Summary: In many applications, it is important to verify that an RSA public key \((N, e)\) specifies a permutation over the entire space \(\mathbb{Z}_N\), in order to prevent attacks due to adversarially-generated public keys. We design and implement a simple and efficient noninteractive zero-knowledge protocol (in the random oracle model) for this task. Applications concerned about adversarial key generation can just append our proof to the RSA public key without any other modifications to existing code or cryptographic libraries. Users need only perform a one-time verification of the proof to ensure that raising to the power \(e\) is a permutation of the integers modulo \(N\). For typical parameter settings, the proof consists of nine integers modulo \(N\); generating the proof and verifying it both require about nine modular exponentiations.

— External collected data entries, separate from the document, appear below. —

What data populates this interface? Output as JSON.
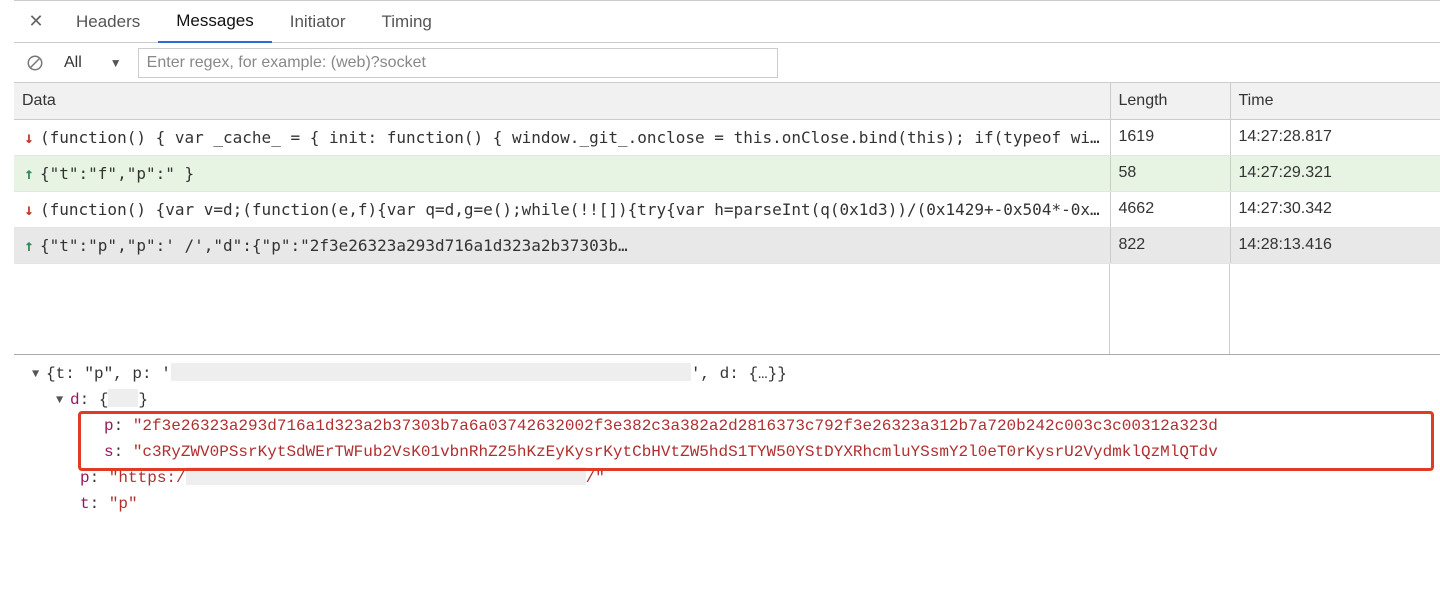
{
  "tabs": {
    "headers": "Headers",
    "messages": "Messages",
    "initiator": "Initiator",
    "timing": "Timing"
  },
  "filter": {
    "select_label": "All",
    "regex_placeholder": "Enter regex, for example: (web)?socket"
  },
  "columns": {
    "data": "Data",
    "length": "Length",
    "time": "Time"
  },
  "rows": [
    {
      "dir": "down",
      "data": "(function() { var _cache_ = { init: function() { window._git_.onclose = this.onClose.bind(this); if(typeof window._…",
      "length": "1619",
      "time": "14:27:28.817",
      "cls": ""
    },
    {
      "dir": "up",
      "data": "{\"t\":\"f\",\"p\":\"                                                                                                     }",
      "length": "58",
      "time": "14:27:29.321",
      "cls": "row-sent"
    },
    {
      "dir": "down",
      "data": "(function() {var v=d;(function(e,f){var q=d,g=e();while(!![]){try{var h=parseInt(q(0x1d3))/(0x1429+-0x504*-0x5+0…",
      "length": "4662",
      "time": "14:27:30.342",
      "cls": ""
    },
    {
      "dir": "up",
      "data": "{\"t\":\"p\",\"p\":'                                                                          /',\"d\":{\"p\":\"2f3e26323a293d716a1d323a2b37303b…",
      "length": "822",
      "time": "14:28:13.416",
      "cls": "row-selected"
    }
  ],
  "detail": {
    "line1_pre": "{t: \"p\", p: '",
    "line1_post": "', d: {…}}",
    "d_label": "d",
    "p_key": "p",
    "p_val": "\"2f3e26323a293d716a1d323a2b37303b7a6a03742632002f3e382c3a382a2d2816373c792f3e26323a312b7a720b242c003c3c00312a323d",
    "s_key": "s",
    "s_val": "\"c3RyZWV0PSsrKytSdWErTWFub2VsK01vbnRhZ25hKzEyKysrKytCbHVtZW5hdS1TYW50YStDYXRhcmluYSsmY2l0eT0rKysrU2VydmklQzMlQTdv",
    "p2_key": "p",
    "p2_val_pre": "\"https:/",
    "p2_val_post": "/\"",
    "t_key": "t",
    "t_val": "\"p\""
  }
}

We extend our results beyond RSA keys and also provide efficient noninteractive zero-knowledge proofs for other properties of \(N\), which can be used to certify that \(N\) is suitable for the Paillier cryptosystem, is a product of two primes, or is a Blum integer. As compared to the recent work of B. Auerbach and B. Poettering [Lect. Notes Comput. Sci. 10770, 403–430 (2018; Zbl 1420.94035)], who provide two-message protocols for similar languages, our protocols are more efficient and do not require interaction, which enables a broader class of applications.
For the entire collection see [Zbl 1428.94010].